解説
「menuBar.mxml」のソースについて解説します。
基本的な構成はPanelコンポーネントの内部にButtonBarコンポーネントを配置し、XMLファイルに書かれたリンク情報に基づいてButtonBarの中に表示していくものです。
詳しく見てみましょう。まずPanelタグです。
<mx:Panel id="panel1" title="MENU" width="130" height="300" paddingTop="10" paddingLeft="10" paddingRight="10" paddingBottom="10" backgroundColor="0x8b4513" color="0xdda0dd"> <mx:ButtonBar id="buttonBar" color="0x000000" itemClick="bClickHandler(event);" direction="vertical" buttonMode="true" useHandCursor="true"/> </mx:Panel>
titleプロパティで"MENU"という文字を指定します。これにより、Panelのヘッダー部分にMENUという文字が現れます。
paddingTop、paddingLeft、paddingRight、paddingBottomプロパティではそれぞれ、上部、左側、右側、下部から内部コンテンツへの距離をピクセル数で指定します。
ButtonBarタグではitemClick="bClickHandler(event);"と指定することでButtonBar内のボタンを押した際の挙動を指定できます。
directionプロパティはボタンの並びの方向を指定します。今回は"vertical"なので縦方向です。useHandCursor="true"と指定すると、コンポーネント上にカーソルが乗った際にカーソルが手の形になります。
次にScriptタグ内のActionScriptを見てみましょう。
関数init()は、「menuBar.mxml」の上から3行目にcreationComplete="init();"とあるように、起動と同時に呼び出されます。
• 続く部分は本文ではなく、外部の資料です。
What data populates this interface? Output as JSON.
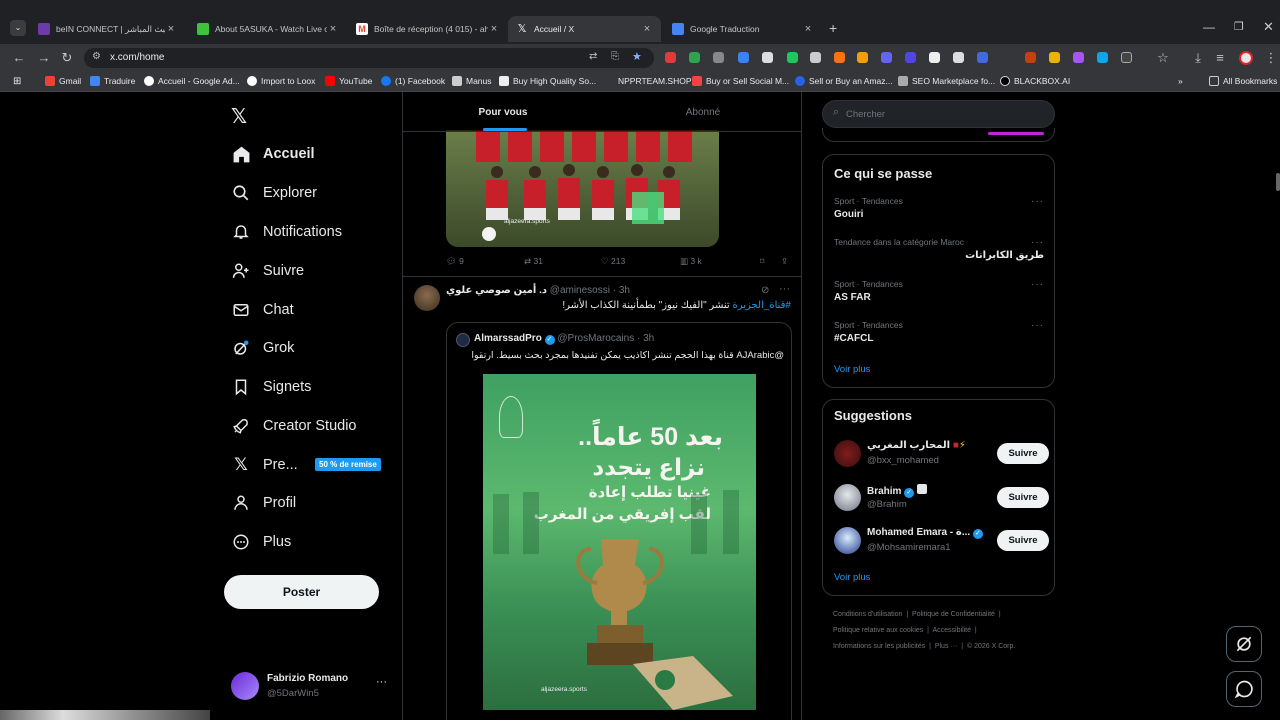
{
  "browser": {
    "tabs": [
      {
        "title": "beIN CONNECT | البث المباشر | L",
        "color": "#6c3baa"
      },
      {
        "title": "About 5ASUKA - Watch Live on",
        "color": "#3cc23c"
      },
      {
        "title": "Boîte de réception (4 015) - ahe",
        "color": "#ea4335"
      },
      {
        "title": "Accueil / X",
        "color": "#000000"
      },
      {
        "title": "Google Traduction",
        "color": "#4285f4"
      }
    ],
    "url": "x.com/home",
    "bookmarks": [
      "Gmail",
      "Traduire",
      "Accueil - Google Ad...",
      "Import to Loox",
      "YouTube",
      "(1) Facebook",
      "Manus",
      "Buy High Quality So...",
      "NPPRTEAM.SHOP",
      "Buy or Sell Social M...",
      "Sell or Buy an Amaz...",
      "SEO Marketplace fo...",
      "BLACKBOX.AI",
      "All Bookmarks"
    ]
  },
  "nav": {
    "items": [
      {
        "label": "Accueil",
        "icon": "home-icon"
      },
      {
        "label": "Explorer",
        "icon": "search-icon"
      },
      {
        "label": "Notifications",
        "icon": "bell-icon"
      },
      {
        "label": "Suivre",
        "icon": "person-add-icon"
      },
      {
        "label": "Chat",
        "icon": "mail-icon"
      },
      {
        "label": "Grok",
        "icon": "grok-icon"
      },
      {
        "label": "Signets",
        "icon": "bookmark-icon"
      },
      {
        "label": "Creator Studio",
        "icon": "rocket-icon"
      },
      {
        "label": "Pre...",
        "icon": "x-icon"
      },
      {
        "label": "Profil",
        "icon": "profile-icon"
      },
      {
        "label": "Plus",
        "icon": "more-icon"
      }
    ],
    "premium_badge": "50 % de remise",
    "post_button": "Poster",
    "account": {
      "name": "Fabrizio Romano",
      "handle": "@5DarWin5"
    }
  },
  "feed": {
    "tabs": [
      "Pour vous",
      "Abonné"
    ],
    "post1": {
      "image_caption": "aljazeera.sports",
      "replies": "9",
      "reposts": "31",
      "likes": "213",
      "views": "3 k"
    },
    "post2": {
      "author": "د. أمين صوصي علوي",
      "handle": "@aminesossi",
      "time": "3h",
      "hashtag": "#قناة_الجزيرة",
      "text": "تنشر \"الفيك نيوز\" بطمأنينة الكذاب الأشر!",
      "quote": {
        "author": "AlmarssadPro",
        "handle": "@ProsMarocains",
        "time": "3h",
        "mention": "@AJArabic",
        "text": "قناة بهذا الحجم تنشر اكاذيب يمكن تفنيدها بمجرد بحث بسيط. ارتقوا",
        "image_lines": [
          "بعد 50 عاماً..",
          "نزاع يتجدد",
          "غينيا تطلب إعادة",
          "لقب إفريقي من المغرب"
        ],
        "image_caption": "aljazeera.sports"
      }
    }
  },
  "right": {
    "search_placeholder": "Chercher",
    "trends_title": "Ce qui se passe",
    "trends": [
      {
        "category": "Sport · Tendances",
        "name": "Gouiri"
      },
      {
        "category": "Tendance dans la catégorie Maroc",
        "name": "طريق الكابرانات"
      },
      {
        "category": "Sport · Tendances",
        "name": "AS FAR"
      },
      {
        "category": "Sport · Tendances",
        "name": "#CAFCL"
      }
    ],
    "see_more": "Voir plus",
    "suggestions_title": "Suggestions",
    "suggestions": [
      {
        "name": "المحارب المغربي",
        "handle": "@bxx_mohamed",
        "follow": "Suivre"
      },
      {
        "name": "Brahim",
        "handle": "@Brahim",
        "follow": "Suivre"
      },
      {
        "name": "Mohamed Emara - ة...",
        "handle": "@Mohsamiremara1",
        "follow": "Suivre"
      }
    ],
    "footer": [
      "Conditions d'utilisation",
      "Politique de Confidentialité",
      "Politique relative aux cookies",
      "Accessibilité",
      "Informations sur les publicités",
      "Plus ···",
      "© 2026 X Corp."
    ]
  }
}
private function init():void {
array = new Array();
var loader:URLLoader = new URLLoader();
try {
var url:String
="menu.xml?"+new Date().getTime().toString();
loader.load(new URLRequest(url));
} catch (error:Error) {
}
loader.addEventListener(Event.COMPLETE,
function(event:Event):void {
var loader:URLLoader = URLLoader(event.target);
xml = XML(event.target.data);
array = new Array();
for each (var title :XML in xml..label) {
array.push(title.toString());
}
buttonBar.dataProvider=array;
});
}
この関数の内部では、まずURLLoaderで「menu.xml」をロードします。そしてロードしたデータをXMLオブジェクトに変換して「menu.xml」のlabel要素を配列化したものを、ButtonBarコンポーネントのdataProviderプロパティに代入します。
これによって、ButtonBarにXMLファイルのlabel要素が表示されるようになります。
次にbClickHandler(event:ItemClickEvent)です。
private function bClickHandler(event:ItemClickEvent):void {
var urlString:String
= xml.item[event.index].url + "?"
+ new Date().getTime().toString();
navigateToURL(new URLRequest(urlString),'_self');
}
この関数はButtonBarの各ボタンをクリックすることで呼びだされます。
引数のeventからButtonBar内の何番目かというインデックス情報が得られますので、先ほどのXMLの該当インデックスのurl要素を呼び出し、関数navigateToURL()によって画面を遷移します。
遷移先にも同じ「menuBar.swf」が埋め込んであれば、同様にどの画面にも遷移できます。
最後に
いかがだったでしょうか? 今回はFlex 3のButtonBarコンポーネントを使用してWebサイトのメニューバーを構築してみましたが、この他にもWebサイトを魅力的なものにするコンポーネントがFlex 3にはあります。今回紹介したものはそのほんの一部です。読者の皆さまもぜひFlex 3を活用して楽しいWebサイトを構築してください。